Question

A stone is dropped from a height of 45 m. What will be the distance travelled by it during the last second of its motion?
$\text{A}\text{. 30 m}$
$\text{B}\text{. 25 m}$
$\text{C}\text{. 15 m}$
$\text{D}\text{. 05 m}$

Answer 1

Hint: When an object is dropped from a height, it moves under the sole influence of gravitational force due to earth. This motion of objects under the influence of gravity is known as free fall. The object accelerates with a constant acceleration due to gravity.

Complete step by step answer:

We know that the vertical distance covered by a freely falling body in time $t$ is given by
$h=ut-\dfrac{1}{2}g{{t}^{2}}$
Where
$h=$ Vertical distance covered
$u=$ Initial velocity
$t=$ Time period
$g=$ Acceleration due to gravity $\approx 10m{{s}^{-2}}$
Here the object is dropped so the initial velocity of the object is zero. Therefore the equation becomes
$h=-\dfrac{1}{2}g{{t}^{2}}$
Negative sign is used because we have assumed the origin at height $45m$ from where stone is dropped.
Using this equation, we can calculate the total time taken by the object to reach ground. Let us substitute the corresponding values:
$-45=-\dfrac{1}{2}\times 10\times {{t}^{2}}$
On rearranging we get
${{t}^{2}}=9{{s}^{2}}$
Or $t=3\text{ s}$
The distance travelled by stone can be calculated as
$\Delta {{h}_{t-1,t}}={{h}_{t}}-{{h}_{t-1}}$
Or $\Delta {{h}_{t-1,t}}=-\dfrac{1}{2}g[{{t}^{2}}-{{(t-1)}^{2}}]$
On substituting the value of $t=3s$ we get
$\Delta {{h}_{t-1,t}}=-\dfrac{1}{2}\times 10[{{3}^{2}}-{{2}^{2}}]$
$=-25m$
Negative sign here shows that the stone has fallen downward by 25 meter in the last second.

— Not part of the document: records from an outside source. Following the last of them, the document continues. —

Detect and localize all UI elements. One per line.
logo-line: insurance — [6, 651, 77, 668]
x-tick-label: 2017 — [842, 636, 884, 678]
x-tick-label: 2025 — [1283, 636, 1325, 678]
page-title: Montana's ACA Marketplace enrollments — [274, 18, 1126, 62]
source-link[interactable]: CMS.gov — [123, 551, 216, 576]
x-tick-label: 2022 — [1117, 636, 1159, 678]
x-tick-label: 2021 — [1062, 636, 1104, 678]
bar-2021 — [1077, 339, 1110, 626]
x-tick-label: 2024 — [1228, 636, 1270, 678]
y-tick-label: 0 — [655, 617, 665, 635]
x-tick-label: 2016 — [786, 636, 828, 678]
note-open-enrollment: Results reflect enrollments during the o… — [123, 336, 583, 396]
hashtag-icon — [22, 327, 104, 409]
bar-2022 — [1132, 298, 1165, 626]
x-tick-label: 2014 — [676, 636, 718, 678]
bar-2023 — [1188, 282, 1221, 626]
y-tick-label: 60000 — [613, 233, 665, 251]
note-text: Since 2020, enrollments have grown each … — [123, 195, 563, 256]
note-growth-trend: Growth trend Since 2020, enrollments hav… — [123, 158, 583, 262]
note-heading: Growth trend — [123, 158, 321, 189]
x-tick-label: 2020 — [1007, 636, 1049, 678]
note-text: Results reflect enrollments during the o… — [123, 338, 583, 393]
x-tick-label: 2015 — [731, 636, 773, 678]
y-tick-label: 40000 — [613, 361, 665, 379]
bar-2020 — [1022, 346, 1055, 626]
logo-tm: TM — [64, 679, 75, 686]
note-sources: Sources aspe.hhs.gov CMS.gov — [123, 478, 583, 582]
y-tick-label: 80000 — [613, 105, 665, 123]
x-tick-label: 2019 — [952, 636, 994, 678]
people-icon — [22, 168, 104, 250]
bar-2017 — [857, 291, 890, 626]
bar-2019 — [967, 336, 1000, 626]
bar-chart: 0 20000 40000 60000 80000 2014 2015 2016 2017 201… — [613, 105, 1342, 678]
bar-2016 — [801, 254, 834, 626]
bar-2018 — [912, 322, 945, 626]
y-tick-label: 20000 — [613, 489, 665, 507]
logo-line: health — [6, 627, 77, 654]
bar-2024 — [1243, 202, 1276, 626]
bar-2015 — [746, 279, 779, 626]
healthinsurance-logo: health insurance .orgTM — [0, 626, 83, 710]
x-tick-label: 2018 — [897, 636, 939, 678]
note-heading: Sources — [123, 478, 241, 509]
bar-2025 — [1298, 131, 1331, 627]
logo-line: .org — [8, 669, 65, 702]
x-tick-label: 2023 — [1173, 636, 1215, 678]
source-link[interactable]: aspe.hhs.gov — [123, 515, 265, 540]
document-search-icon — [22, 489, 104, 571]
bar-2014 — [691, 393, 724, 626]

So, the correct answer is “Option B”.

Additional Information: This problem can also be solved by another method. For that, we will need to calculate velocities of stone at ${{t}^{th}}$ and ${{(t-1)}^{th}}$ second. Then we can use equation
${{v}^{2}}-{{u}^{2}}=2gh$. To calculate distance travelled at the last second.

Note: In such types of questions, sometimes students forget to consider the initial velocity of the object during free fall as zero. Students should take care of it. Sometimes students may also get confused and may calculate the distance covered by the object in the first second of the free fall.